En este sentido, complementa Luis Alonso, lo que hace falta en nuestro país a la hora de generar ciudad es “una voluntad política clara y un equipo de arquitectura con suficiente consistencia y reconocido prestigio que lidere el tema”. Y es que es necesario potenciar el espacio público y dar valor a los que son nuestros mayores activos, como el emblemático Río Mapocho, cuyo aprovechamiento urbanístico ha sido relegado, quedando sólo en algunos proyectos esbozados aunque sin ningún objetivo claro, como lo es el Río Sena para París o la costa mediterránea para Barcelona.

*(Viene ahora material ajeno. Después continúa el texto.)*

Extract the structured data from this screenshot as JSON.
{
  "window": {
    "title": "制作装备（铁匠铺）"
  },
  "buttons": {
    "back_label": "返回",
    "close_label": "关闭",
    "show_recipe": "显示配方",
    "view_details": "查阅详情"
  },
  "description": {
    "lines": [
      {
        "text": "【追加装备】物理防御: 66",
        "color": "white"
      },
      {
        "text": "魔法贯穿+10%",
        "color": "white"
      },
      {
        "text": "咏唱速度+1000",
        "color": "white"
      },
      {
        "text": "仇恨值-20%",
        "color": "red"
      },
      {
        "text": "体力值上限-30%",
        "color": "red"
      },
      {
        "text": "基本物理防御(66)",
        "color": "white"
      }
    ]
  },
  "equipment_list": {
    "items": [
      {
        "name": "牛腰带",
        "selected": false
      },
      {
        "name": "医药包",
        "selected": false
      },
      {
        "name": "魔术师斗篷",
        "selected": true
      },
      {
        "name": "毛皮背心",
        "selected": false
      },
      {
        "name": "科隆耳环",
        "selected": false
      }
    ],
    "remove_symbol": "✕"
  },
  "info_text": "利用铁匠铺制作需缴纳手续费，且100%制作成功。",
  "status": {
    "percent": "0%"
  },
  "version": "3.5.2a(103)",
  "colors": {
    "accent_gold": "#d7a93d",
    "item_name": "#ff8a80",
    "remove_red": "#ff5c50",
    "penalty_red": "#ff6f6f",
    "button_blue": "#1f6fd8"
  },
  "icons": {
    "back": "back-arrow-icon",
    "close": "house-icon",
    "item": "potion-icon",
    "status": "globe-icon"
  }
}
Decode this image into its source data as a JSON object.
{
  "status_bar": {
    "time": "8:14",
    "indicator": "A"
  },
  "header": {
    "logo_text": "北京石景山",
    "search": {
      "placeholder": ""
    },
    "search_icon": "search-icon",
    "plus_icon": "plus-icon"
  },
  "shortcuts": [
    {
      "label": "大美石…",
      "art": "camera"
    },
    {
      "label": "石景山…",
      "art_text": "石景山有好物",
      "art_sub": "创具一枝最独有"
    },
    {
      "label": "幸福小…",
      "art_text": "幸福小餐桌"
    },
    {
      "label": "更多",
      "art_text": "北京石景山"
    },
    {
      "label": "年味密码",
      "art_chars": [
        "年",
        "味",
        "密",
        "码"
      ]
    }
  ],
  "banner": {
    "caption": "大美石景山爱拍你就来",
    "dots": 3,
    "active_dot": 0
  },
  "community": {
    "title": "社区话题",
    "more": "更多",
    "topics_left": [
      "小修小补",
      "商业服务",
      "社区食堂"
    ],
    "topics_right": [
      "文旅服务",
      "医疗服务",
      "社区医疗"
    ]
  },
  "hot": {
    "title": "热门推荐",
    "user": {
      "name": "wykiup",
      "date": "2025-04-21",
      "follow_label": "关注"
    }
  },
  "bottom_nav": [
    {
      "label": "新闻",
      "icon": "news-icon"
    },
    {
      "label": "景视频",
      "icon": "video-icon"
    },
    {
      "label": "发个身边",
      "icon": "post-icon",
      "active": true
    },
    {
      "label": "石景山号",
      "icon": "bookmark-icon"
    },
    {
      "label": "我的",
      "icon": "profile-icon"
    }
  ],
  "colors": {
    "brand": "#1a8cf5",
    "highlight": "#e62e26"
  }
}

Un buen ejemplo histórico en Chile, donde se logró una correcta complicidad entre las fuerza política y el capital arquitectónico, lo hace presente Cristián Boza, cuando en los años 30 el presidente de ese entonces, el militar Carlos Ibáñez del Campo, junto al urbanista austriaco Karl Brunner idearon el actual barrio cívico de Santiago, el que constituye hoy una de las zonas más interesantes de la capital. “Aquí se normalizó la altura y se aisló el palacio de gobierno de un modo implacable”, cuenta.

De esta manera, podemos concluir afirmando que un gran ordenador entendido, fuerte y “con una libertad de atribución y visión de estado”, afirma el arquitecto Albert Tidy, es necesario para crear una adecuada y correcta ciudad.

Nos referimos a una cabeza que, para el consultor urbanista Pablo Contrucci, necesariamente debe hacer crecer a la ciudad en territorios que se integren tanto social como funcionalmente, combinando positivamente las actividades que ahí se originan.

Pero esta responsabilidad debe recaer también en cada uno de nosotros, a través del diálogo y la constante participación ciudadana, tomando el compromiso de hacer crecer nuestra ciudad en la forma correcta y no lamentarnos en un futuro de malas decisiones, en que todos y la sociedad por completo se pueda ver afectada en su calidad de vida.